I've got the Samsung Galaxy S3 from Verizon, and I want to get a case for it, so it stays nice. I love the form factor and the weight, so I'd like to get a case that doesn't change those very much. I prefer soft cases over hard cases, but beyond that, I'm not even sure what kind of case or cover I should be looking for: silicon,TPC, a certain brand.. Does anyone have a case they love, or any other helpful suggestions?


----------



## Nick.Tbolt (Aug 14, 2011)

paintba11er89 said:


> I've got the Samsung Galaxy S3 from Verizon, and I want to get a case for it, so it stays nice. I love the form factor and the weight, so I'd like to get a case that doesn't change those very much. I prefer soft cases over hard cases, but beyond that, I'm not even sure what kind of case or cover I should be looking for: silicon,TPC, a certain brand.. Does anyone have a case they love, or any other helpful suggestions?
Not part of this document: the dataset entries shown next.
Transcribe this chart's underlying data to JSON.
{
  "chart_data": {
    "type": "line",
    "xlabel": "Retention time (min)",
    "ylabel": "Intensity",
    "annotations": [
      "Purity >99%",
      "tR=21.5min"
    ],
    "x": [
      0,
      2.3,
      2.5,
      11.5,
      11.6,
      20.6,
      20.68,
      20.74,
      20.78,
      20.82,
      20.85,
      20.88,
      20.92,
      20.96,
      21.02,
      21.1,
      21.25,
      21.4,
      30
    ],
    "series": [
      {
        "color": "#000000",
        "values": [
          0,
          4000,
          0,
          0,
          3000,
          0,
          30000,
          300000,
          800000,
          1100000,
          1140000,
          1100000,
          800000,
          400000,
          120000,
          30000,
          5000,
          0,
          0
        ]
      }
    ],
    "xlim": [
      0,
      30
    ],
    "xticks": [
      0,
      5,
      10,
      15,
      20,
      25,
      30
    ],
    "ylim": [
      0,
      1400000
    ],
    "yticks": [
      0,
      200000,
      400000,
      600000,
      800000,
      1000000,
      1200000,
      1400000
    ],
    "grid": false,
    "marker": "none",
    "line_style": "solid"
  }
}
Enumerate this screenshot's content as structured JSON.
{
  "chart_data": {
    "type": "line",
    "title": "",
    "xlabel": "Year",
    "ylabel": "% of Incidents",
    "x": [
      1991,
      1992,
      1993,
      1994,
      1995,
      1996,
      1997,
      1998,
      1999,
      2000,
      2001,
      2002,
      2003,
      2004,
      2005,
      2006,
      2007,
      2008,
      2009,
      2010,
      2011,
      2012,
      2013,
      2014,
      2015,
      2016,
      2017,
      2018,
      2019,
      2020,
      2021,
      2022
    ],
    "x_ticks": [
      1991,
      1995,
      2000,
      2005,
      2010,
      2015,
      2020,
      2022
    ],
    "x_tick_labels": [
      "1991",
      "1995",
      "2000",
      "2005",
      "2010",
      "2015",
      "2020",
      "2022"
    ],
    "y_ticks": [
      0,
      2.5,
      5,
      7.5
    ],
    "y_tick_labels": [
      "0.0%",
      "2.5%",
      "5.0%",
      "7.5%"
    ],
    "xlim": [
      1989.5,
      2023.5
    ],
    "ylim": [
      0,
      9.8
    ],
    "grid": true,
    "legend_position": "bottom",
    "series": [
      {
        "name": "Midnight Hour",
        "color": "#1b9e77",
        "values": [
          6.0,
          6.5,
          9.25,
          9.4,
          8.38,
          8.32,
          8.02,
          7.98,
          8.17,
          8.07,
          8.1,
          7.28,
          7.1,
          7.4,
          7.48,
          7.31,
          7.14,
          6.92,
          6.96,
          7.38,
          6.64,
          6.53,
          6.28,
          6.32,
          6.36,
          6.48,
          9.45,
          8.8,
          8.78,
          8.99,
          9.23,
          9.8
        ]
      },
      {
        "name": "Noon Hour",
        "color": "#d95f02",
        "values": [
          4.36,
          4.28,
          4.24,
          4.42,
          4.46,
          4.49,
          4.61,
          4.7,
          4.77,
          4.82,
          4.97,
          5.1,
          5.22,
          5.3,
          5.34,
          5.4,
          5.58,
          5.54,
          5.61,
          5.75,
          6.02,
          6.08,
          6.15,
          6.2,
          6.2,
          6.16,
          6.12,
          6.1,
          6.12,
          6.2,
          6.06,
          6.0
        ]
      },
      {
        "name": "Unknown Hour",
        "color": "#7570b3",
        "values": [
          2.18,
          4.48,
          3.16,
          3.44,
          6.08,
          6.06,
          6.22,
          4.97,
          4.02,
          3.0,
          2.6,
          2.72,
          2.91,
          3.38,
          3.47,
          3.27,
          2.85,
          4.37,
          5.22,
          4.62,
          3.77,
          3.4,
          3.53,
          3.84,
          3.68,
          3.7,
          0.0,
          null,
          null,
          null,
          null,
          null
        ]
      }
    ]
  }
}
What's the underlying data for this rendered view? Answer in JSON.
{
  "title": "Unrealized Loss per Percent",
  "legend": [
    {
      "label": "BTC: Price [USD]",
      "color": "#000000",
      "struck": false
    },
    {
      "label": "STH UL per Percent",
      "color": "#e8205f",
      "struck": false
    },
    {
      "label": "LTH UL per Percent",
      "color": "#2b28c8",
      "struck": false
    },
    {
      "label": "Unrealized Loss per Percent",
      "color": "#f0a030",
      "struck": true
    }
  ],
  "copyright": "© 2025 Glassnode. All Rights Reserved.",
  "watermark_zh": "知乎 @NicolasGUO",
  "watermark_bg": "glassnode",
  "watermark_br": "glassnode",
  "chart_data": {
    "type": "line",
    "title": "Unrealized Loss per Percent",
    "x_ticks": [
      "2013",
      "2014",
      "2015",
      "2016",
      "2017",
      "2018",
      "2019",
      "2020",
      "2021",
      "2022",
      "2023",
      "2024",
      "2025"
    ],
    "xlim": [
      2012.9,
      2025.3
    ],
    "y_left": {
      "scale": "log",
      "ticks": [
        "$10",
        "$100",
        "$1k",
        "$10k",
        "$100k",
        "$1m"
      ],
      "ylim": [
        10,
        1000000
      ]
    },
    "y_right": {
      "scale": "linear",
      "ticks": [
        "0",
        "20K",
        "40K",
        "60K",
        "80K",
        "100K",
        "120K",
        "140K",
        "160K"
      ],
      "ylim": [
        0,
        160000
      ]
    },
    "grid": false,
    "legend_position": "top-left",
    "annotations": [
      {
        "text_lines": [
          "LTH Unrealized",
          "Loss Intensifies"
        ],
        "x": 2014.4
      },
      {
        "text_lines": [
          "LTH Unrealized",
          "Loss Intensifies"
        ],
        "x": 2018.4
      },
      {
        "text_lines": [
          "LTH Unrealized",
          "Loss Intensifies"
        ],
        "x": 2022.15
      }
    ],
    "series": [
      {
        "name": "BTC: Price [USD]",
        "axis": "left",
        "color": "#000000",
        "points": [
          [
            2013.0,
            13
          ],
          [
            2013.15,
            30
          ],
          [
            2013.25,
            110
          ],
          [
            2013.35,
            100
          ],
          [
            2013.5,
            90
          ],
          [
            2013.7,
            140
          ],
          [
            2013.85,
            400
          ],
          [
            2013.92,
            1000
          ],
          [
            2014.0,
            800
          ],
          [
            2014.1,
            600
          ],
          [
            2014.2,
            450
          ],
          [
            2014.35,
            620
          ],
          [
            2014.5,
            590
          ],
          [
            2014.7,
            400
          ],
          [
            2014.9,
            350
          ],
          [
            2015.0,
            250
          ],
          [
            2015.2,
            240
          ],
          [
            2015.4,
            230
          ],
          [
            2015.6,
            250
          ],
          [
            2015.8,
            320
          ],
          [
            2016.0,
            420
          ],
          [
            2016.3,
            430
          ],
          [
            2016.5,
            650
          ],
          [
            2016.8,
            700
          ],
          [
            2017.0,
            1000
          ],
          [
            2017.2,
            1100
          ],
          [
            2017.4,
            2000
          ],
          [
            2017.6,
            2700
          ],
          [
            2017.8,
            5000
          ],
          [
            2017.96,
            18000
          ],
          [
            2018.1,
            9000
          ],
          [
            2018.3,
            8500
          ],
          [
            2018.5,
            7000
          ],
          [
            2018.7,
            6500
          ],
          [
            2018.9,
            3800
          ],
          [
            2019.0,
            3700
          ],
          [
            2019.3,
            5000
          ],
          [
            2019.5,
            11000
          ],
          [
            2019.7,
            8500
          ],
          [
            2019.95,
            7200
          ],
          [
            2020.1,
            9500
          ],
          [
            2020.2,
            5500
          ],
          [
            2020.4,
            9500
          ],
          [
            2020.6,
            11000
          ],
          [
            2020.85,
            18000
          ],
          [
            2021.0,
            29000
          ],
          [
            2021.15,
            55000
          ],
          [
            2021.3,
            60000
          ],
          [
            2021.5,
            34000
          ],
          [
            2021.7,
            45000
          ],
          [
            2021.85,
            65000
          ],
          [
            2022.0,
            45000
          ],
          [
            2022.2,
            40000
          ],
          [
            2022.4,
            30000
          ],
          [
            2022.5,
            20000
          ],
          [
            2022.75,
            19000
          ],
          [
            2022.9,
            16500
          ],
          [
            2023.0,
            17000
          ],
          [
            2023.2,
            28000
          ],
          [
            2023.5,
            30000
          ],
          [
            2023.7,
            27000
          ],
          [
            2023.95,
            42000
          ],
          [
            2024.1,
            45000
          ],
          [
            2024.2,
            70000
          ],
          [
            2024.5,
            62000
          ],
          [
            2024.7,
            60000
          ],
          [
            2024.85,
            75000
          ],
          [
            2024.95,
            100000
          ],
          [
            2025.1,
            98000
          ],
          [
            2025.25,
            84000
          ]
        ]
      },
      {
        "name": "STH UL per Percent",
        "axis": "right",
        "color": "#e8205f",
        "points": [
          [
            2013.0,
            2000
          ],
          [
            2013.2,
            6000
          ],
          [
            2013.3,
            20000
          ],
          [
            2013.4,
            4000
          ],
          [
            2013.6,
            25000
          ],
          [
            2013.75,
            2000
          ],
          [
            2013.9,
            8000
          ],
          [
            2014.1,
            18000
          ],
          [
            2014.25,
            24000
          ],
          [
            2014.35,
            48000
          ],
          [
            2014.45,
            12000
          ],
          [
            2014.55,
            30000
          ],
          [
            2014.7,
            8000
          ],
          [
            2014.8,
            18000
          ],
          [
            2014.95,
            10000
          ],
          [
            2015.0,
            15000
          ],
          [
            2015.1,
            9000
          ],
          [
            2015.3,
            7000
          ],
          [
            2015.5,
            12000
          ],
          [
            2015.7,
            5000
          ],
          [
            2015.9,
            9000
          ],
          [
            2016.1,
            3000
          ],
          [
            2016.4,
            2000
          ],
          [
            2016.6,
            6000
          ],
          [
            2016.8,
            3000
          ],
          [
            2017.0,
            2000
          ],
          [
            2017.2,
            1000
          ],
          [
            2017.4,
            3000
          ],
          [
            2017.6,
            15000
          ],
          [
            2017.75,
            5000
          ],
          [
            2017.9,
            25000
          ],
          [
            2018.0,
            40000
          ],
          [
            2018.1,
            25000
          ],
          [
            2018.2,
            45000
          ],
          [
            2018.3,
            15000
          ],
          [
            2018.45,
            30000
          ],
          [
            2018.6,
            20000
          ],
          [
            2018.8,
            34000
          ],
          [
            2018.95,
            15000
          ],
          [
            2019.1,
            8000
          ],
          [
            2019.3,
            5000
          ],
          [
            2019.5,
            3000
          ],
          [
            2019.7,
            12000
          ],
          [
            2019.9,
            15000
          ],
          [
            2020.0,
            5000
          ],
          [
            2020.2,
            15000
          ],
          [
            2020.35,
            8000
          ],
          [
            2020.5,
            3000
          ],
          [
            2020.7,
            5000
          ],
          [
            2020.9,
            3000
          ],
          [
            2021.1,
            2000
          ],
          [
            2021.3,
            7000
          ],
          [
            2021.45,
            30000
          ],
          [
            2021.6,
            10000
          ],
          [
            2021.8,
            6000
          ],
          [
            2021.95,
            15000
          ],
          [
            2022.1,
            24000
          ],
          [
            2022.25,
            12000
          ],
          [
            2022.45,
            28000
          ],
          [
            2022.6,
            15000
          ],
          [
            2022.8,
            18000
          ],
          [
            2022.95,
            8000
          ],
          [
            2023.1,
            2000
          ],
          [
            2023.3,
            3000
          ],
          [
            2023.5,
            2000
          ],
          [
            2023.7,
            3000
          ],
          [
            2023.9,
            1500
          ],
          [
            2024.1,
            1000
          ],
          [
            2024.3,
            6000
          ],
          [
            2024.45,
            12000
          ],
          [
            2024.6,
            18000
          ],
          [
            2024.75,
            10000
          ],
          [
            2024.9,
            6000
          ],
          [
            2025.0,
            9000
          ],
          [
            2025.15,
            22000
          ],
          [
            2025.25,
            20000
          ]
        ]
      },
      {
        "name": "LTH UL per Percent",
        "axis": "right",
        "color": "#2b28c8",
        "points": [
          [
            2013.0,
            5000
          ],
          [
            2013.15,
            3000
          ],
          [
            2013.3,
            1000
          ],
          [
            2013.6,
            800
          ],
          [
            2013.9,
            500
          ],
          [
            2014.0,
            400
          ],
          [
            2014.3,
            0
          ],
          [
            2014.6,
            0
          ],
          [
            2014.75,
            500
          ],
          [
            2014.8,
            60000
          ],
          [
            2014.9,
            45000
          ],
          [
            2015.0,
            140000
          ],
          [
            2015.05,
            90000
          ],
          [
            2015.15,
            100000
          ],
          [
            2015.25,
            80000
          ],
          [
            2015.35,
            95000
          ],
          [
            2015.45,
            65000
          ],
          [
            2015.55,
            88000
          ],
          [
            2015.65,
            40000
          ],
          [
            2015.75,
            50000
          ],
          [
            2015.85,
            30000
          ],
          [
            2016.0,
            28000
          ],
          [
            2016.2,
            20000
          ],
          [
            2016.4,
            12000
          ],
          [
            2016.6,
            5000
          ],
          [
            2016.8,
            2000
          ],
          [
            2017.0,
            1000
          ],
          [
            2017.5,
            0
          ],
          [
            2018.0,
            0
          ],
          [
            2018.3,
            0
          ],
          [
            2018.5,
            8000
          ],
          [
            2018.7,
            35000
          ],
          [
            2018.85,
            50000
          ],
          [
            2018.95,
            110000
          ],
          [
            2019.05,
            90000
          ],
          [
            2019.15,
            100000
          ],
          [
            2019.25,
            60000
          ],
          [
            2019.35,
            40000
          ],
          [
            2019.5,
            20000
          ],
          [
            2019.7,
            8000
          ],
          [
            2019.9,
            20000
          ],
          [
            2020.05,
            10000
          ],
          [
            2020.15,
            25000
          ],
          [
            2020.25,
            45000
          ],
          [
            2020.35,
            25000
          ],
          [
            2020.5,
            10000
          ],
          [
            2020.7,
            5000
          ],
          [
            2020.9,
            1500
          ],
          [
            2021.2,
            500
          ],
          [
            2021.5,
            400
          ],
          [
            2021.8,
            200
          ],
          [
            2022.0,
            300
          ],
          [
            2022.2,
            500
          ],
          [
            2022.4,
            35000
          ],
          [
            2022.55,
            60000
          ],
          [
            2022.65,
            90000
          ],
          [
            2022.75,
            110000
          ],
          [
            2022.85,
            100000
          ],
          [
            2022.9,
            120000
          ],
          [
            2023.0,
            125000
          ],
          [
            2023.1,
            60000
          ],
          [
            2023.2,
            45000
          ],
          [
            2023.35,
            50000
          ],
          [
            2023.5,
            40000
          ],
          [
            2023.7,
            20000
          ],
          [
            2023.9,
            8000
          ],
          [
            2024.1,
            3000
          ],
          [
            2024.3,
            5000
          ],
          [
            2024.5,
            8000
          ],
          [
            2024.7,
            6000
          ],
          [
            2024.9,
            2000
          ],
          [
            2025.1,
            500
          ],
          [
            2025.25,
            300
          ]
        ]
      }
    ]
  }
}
I bought the Incipio case when I got my GS3, it's the only one I have, but I like it over the silicon cases because it has a rubber inner case, and a hard shell. It doesn't add that much weight, or bulk.

*Verizon Galaxy S3*


----------



## jbzcar (Feb 3, 2012)

I have this one: http://www.bestbuy.com/site/Belkin+-+Grip+Sheer+Skin+for+Samsung+Galaxy+S+III+Mobile+Phones/5768143.p?id=1218692161889&skuId=5768143&st=galaxy%20siii&cp=1&lp=1

It is almost clear, and very small, so it doesn't affect the form factor and still offers protection from slight falls and scratches. It isn't an Otter Box, but it does a good job. I have a full-body Invisible Shield under it and it fits great. I really like the way it looks on my white GSIII.


----------



## Darkestred (Jul 25, 2012)

I have Kays and that keeps the form factor down. Nice case, but i figured i'd go with acase for more protection. Since the Acase has two pieces to it; you can use the silicon portion as body glove. Well, i actually have no idea what its made out of, but its rubbery.


----------



## Jaxidian (Jun 6, 2011)

Nick.Tbolt said:


> I bought the Incipio case when I got my GS3, it's the only one I have, but I like it over the silicon cases because it has a rubber inner case, and a hard shell. It doesn't add that much weight, or bulk.


I too like this Incipio case.


----------